Lightbox had invested about $8 million in Embibe in tranches and according to people familiar with the most recent transaction, it walked away with with an above-average internal rate of return (IRR) of 38%.

Murthy said Lightbox generally plans to remain invested in its portfolio firms for between seven and 12 years. So Embibe was an exception as was MapmyIndia, in which e-commerce major Flipkart bought a minority stake.

"It is quite early to judge Lightbox based on its exits because the VC firm is relatively young but it has a couple of companies that have shown scale and might give them good returns," said the first fund manager cited above.

Murthy said portfolio firms from the second fund are attracting M&A interest and businesses such as Furlenco and Faasos are reaching a scale at which even a public listing should be possible.

"We have seen reasonable liquidity from our first set of assets -  not just from the secondary portfolio sale but from sale of Cleartrip and Info Edge’s IPO," he added.

As Lightbox readies to raise its new fund, Murthy is drawing confidence from the potential of the Indian market and support from existing LPs.

"We have a track record which shows that things have been working. We have a team with a cohesive strategy. Overall I would say there is a welcoming view towards what we are delivering," he said.
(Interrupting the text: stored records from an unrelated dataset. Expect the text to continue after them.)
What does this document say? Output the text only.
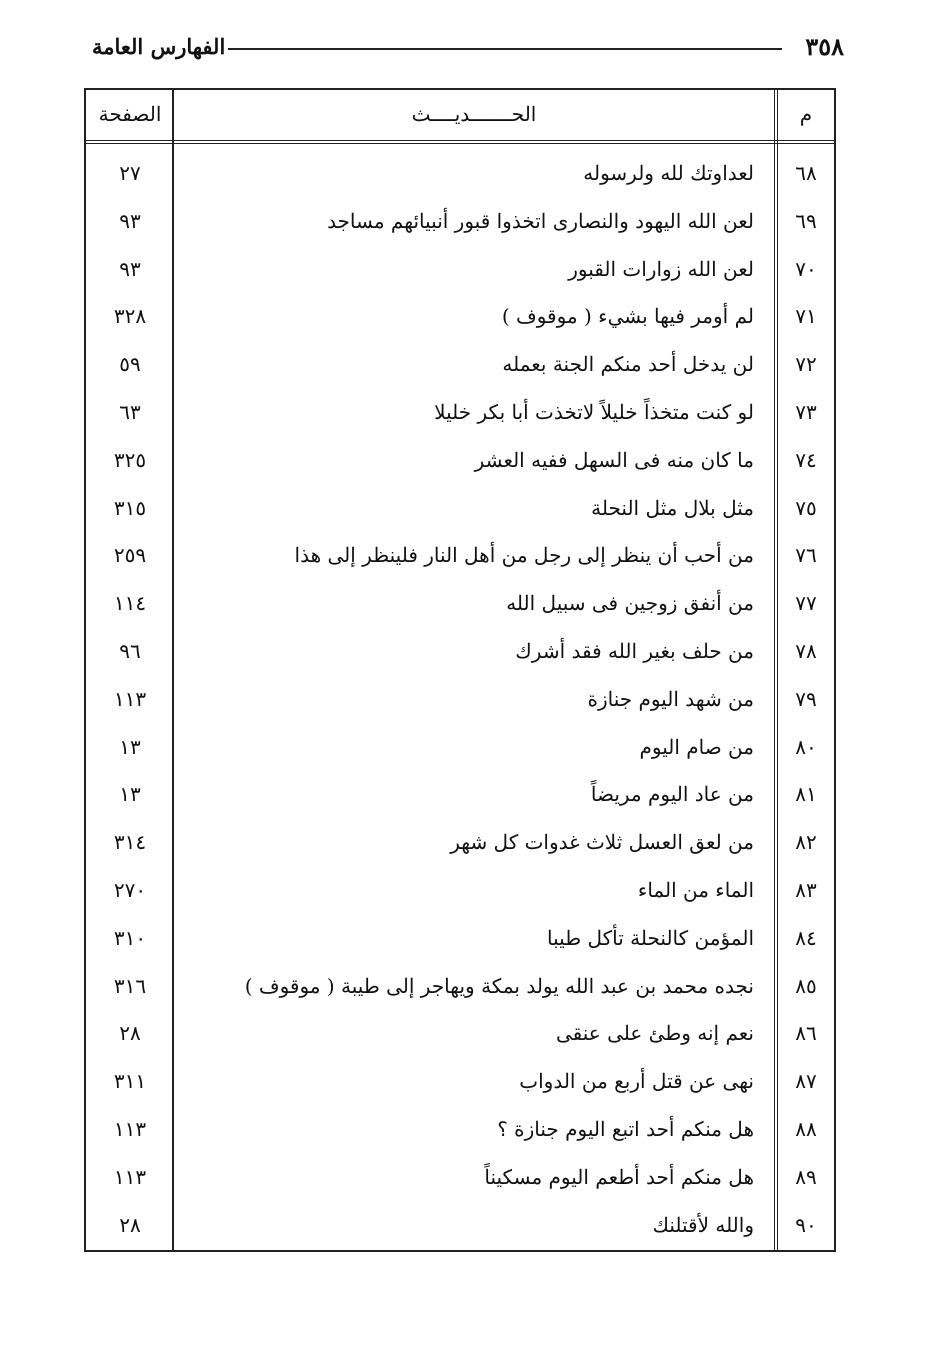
٣٥٨
الفهارس العامة
م
الحـــــــديــــث
الصفحة
٦٨
لعداوتك لله ولرسوله
٢٧
٦٩
لعن الله اليهود والنصارى اتخذوا قبور أنبيائهم مساجد
٩٣
٧٠
لعن الله زوارات القبور
٩٣
٧١
لم أومر فيها بشيء ( موقوف )
٣٢٨
٧٢
لن يدخل أحد منكم الجنة بعمله
٥٩
٧٣
لو كنت متخذاً خليلاً لاتخذت أبا بكر خليلا
٦٣
٧٤
ما كان منه فى السهل ففيه العشر
٣٢٥
٧٥
مثل بلال مثل النحلة
٣١٥
٧٦
من أحب أن ينظر إلى رجل من أهل النار فلينظر إلى هذا
٢٥٩
٧٧
من أنفق زوجين فى سبيل الله
١١٤
٧٨
من حلف بغير الله فقد أشرك
٩٦
٧٩
من شهد اليوم جنازة
١١٣
٨٠
من صام اليوم
١٣
٨١
من عاد اليوم مريضاً
١٣
٨٢
من لعق العسل ثلاث غدوات كل شهر
٣١٤
٨٣
الماء من الماء
٢٧٠
٨٤
المؤمن كالنحلة تأكل طيبا
٣١٠
٨٥
نجده محمد بن عبد الله يولد بمكة ويهاجر إلى طيبة ( موقوف )
٣١٦
٨٦
نعم إنه وطئ على عنقى
٢٨
٨٧
نهى عن قتل أربع من الدواب
٣١١
٨٨
هل منكم أحد اتبع اليوم جنازة ؟
١١٣
٨٩
هل منكم أحد أطعم اليوم مسكيناً
١١٣
٩٠
والله لأقتلنك
٢٨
The Lightbox team continues to have only 10-odd members, which Murthy says is intentional. Only one person - Sunny Rao - has left since the firm was set up.

Healthcare is part of its vision even as Lightbox continues to explore sectors which have a high-risk factor.

"I think as a VC investor our job inherently moves us to areas that have higher risks. What we are continuously doing is figuring how we will mitigate the risks," Murthy added.